I’ve been on Isotretinoin before and planning to go on again for acne. It’s helped me with manageable side effects.
I’ve got two sons and I can’t help but worry (constantly!) they will inherit my bad acne and also end up on Roacutane. It seems to me that people that have scary side effects (depression etc) seems so be most common in men. I’ve also read about permenant erectile dysfunction in men after taking Roacutane.
Does anyone have any experience or family members or friends who have been on it, particularly male, how did they find it?

Roseformeplease Thu 09-Aug-18 12:45:21

DS (now 18) was on it when he was 14/15 and it was transformative. Really, really incredible. He went from huge red pus filled spots all over his face, neck and back to having baby smooth skin. It took 2 rounds. His skin is a bit more occasionally spotty more recently.

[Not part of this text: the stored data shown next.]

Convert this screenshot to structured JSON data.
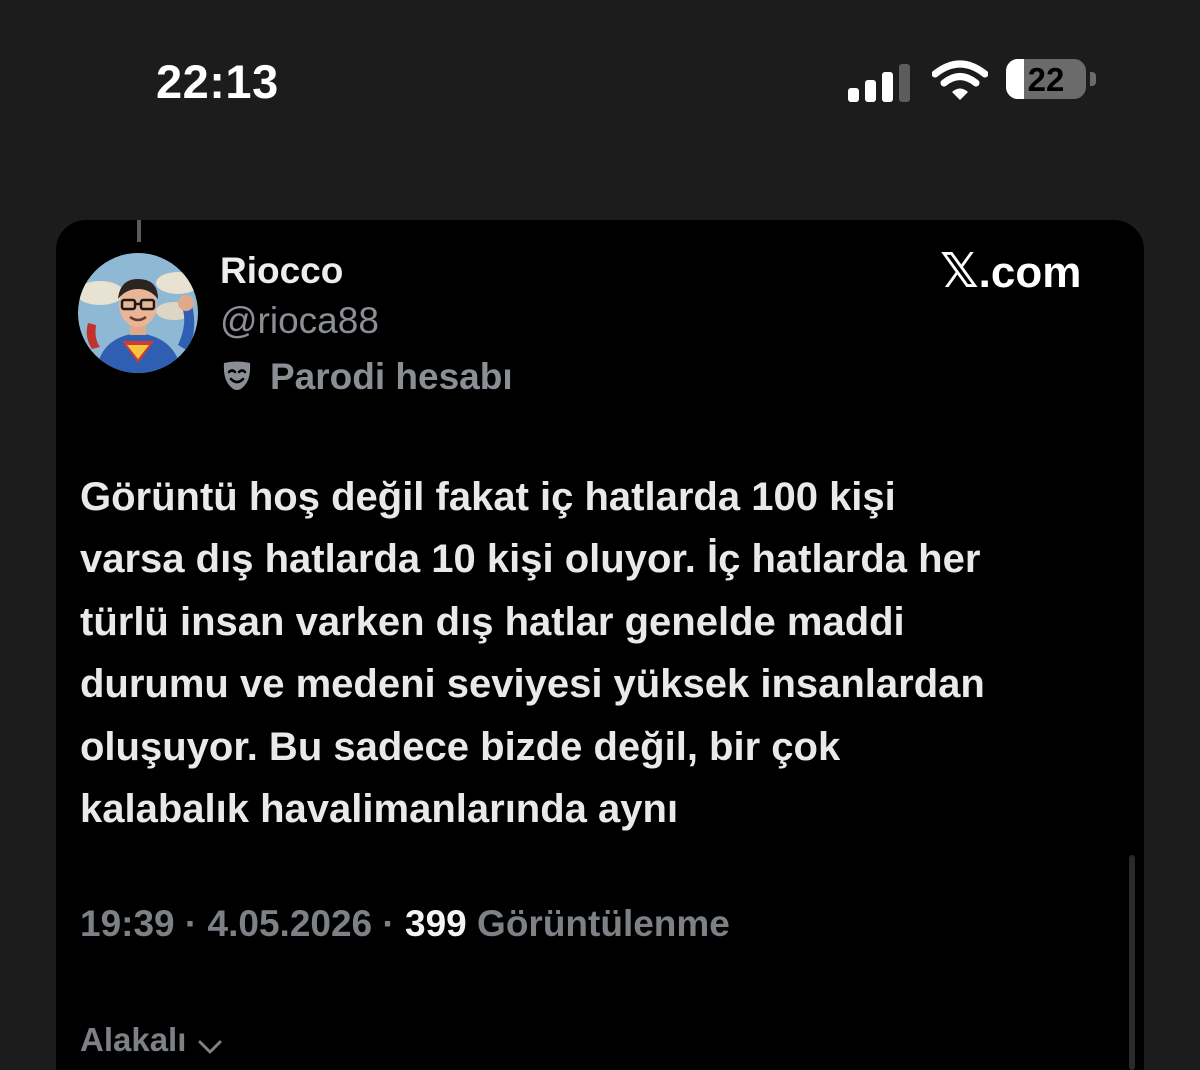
{
  "status_bar": {
    "time": "22:13",
    "battery_percent": "22",
    "battery_level": 0.22,
    "signal_bars_active": 3,
    "signal_bars_total": 4,
    "icons": [
      "cellular-signal-icon",
      "wifi-icon",
      "battery-icon"
    ]
  },
  "post": {
    "author": {
      "display_name": "Riocco",
      "handle": "@rioca88",
      "badge_label": "Parodi hesabı",
      "badge_icon": "parody-mask-icon"
    },
    "source_label": "X.com",
    "text_lines": [
      "Görüntü hoş değil fakat iç hatlarda 100 kişi",
      "varsa dış hatlarda 10 kişi oluyor. İç hatlarda her",
      "türlü insan varken dış hatlar genelde maddi",
      "durumu ve medeni seviyesi yüksek insanlardan",
      "oluşuyor. Bu sadece bizde değil, bir çok",
      "kalabalık havalimanlarında aynı"
    ],
    "meta": {
      "time": "19:39",
      "separator": "·",
      "date": "4.05.2026",
      "views_count": "399",
      "views_label": "Görüntülenme"
    },
    "replies_sort": {
      "label": "Alakalı",
      "icon": "chevron-down-icon"
    }
  },
  "colors": {
    "background": "#1d1c1c",
    "card": "#000000",
    "text_primary": "#e9e9e9",
    "text_secondary": "#7d8186"
  }
}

The key for us, with a boy, was getting it sorted before he needed to start shaving as that is when DH ended up with scars and the pock marks of the worst spots.

No issues long term at all and he was very closely monitored with blood tests etc frequently to check on his liver function.

BunnyCarr Thu 09-Aug-18 12:46:13

I used roaccutane.
It was brilliant, cleared up my skin and I never looked better.
Thinking of using it again, as I feel my skin has become quite greasy again.
I took roaccutane 11 years ago for about 5 months.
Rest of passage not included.